Surrogate WebSockets Alongside Rails
ActionCable is coming to Rails 5 and brings with it the promise of using WebSockets directly in Rails.
Ruby has a notoriously bad concurrency story, and that certainly extends into the realm of WebSockets and pubsub. ActionCable may be suitable for a small number of authenticated sessions, but scaling persistent connections to thousands or tens-of-thousands won’t be easy. That’s all right, the beauty of the internet is that you can mix and match technologies as you see fit!
There are plenty of other languages that your application can lean on to achieve real-time over WebSockets. In the recent past, you may have reached to Node.js for this kind of work, but there is a better option.

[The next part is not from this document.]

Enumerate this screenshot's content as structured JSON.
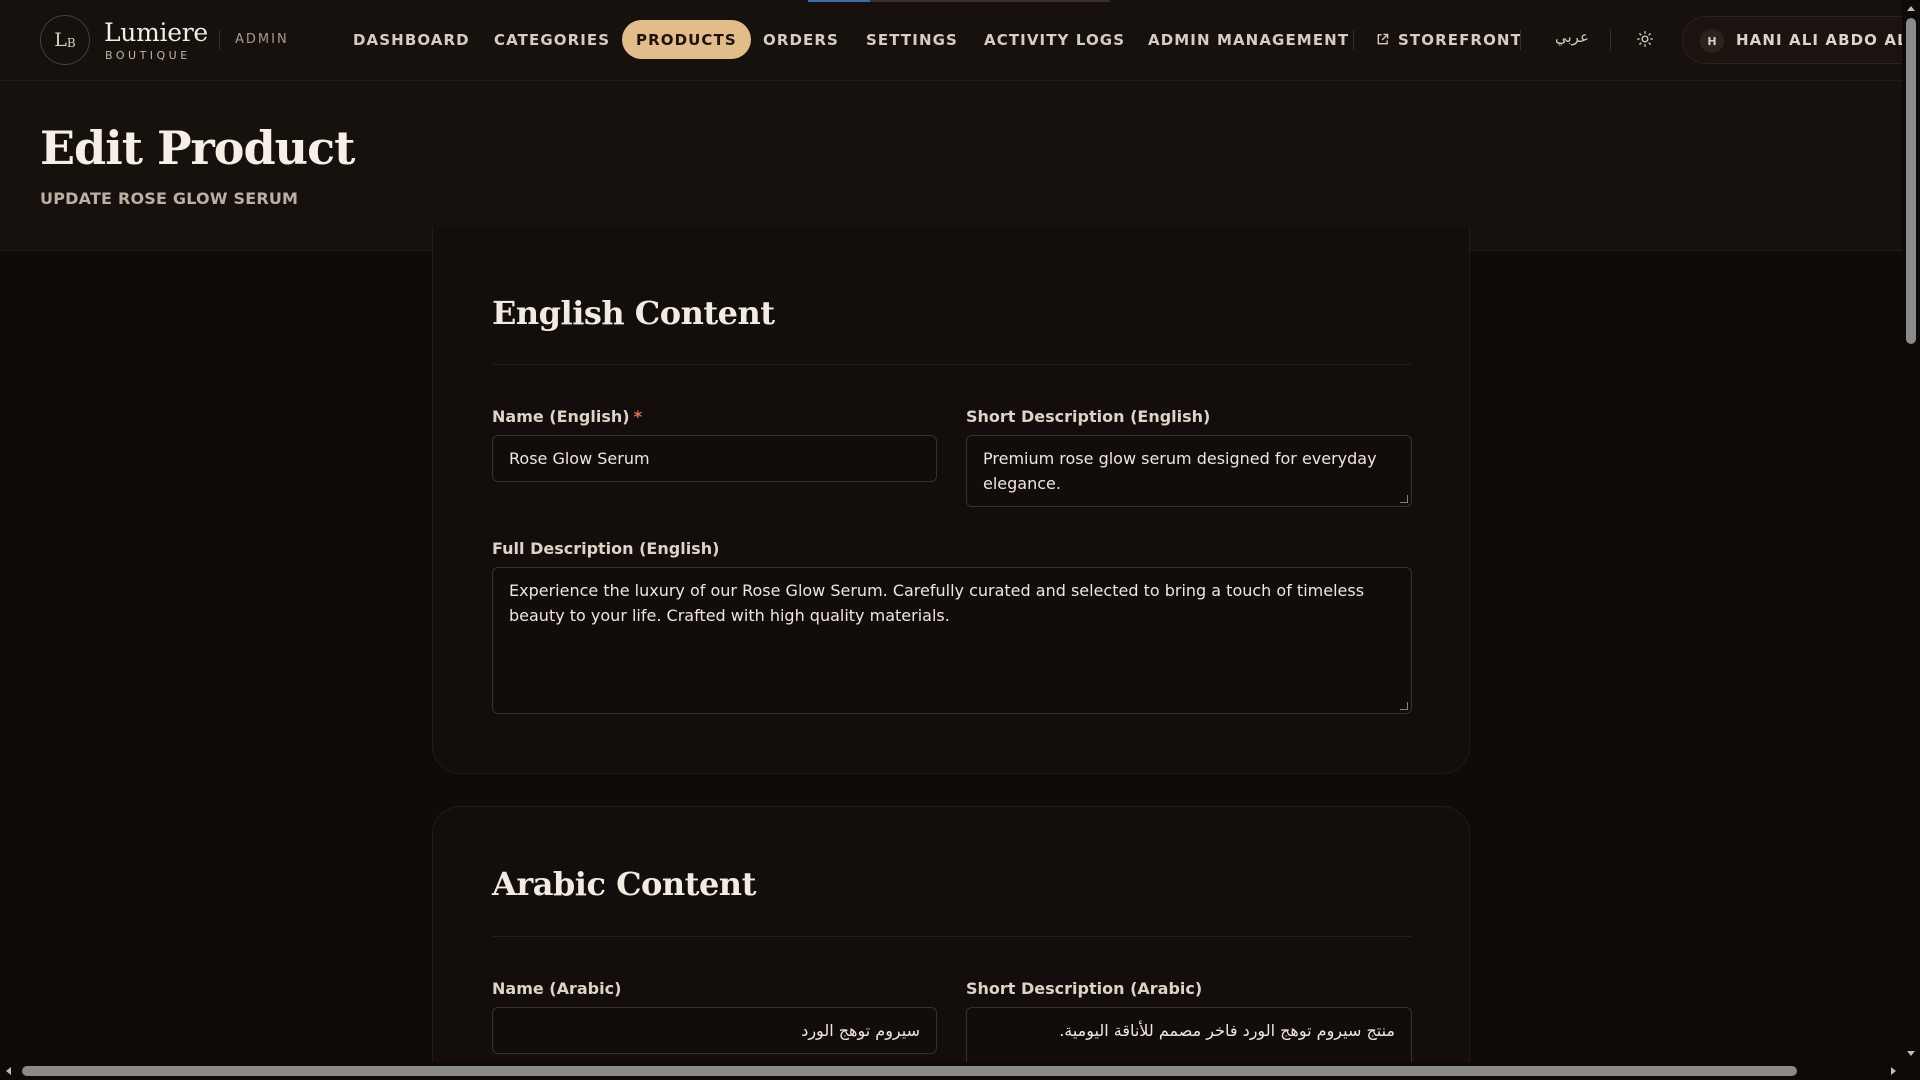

Pubsub is by its nature a distributed system, and it’s no secret that Erlang is a superstar in the distributed systems realm. Rather than reach for Erlang directly, we’ll leverage Elixir’s productive tooling to build out a WebSocket microservice.
By using a surrogate microservice, your Rails application remains the authority on business logic. It still handles all database interactions, sending email, and plugs away at the other work Rails excels at — it just doesn’t hold thousands of connections.
Gluing PubSub Together
You may recall from my previous article on service communication with pubsub that it is very easy to publish messages from Ruby. As a refresher, here is the simple Publisher class:
require 'redis'
class Publisher
def publish(channel, message)
Redis.current.publish(channel, message)
end
endThe Rails application will publish score updates whenever data changes:
# from a controller or a background worker
publisher.publish('teams-123-scores', score.to_json)Publishing is the easy part though! So long as you have a consistent naming scheme for channels and serialize your messages, it is very straightforward. What about the Elixir side?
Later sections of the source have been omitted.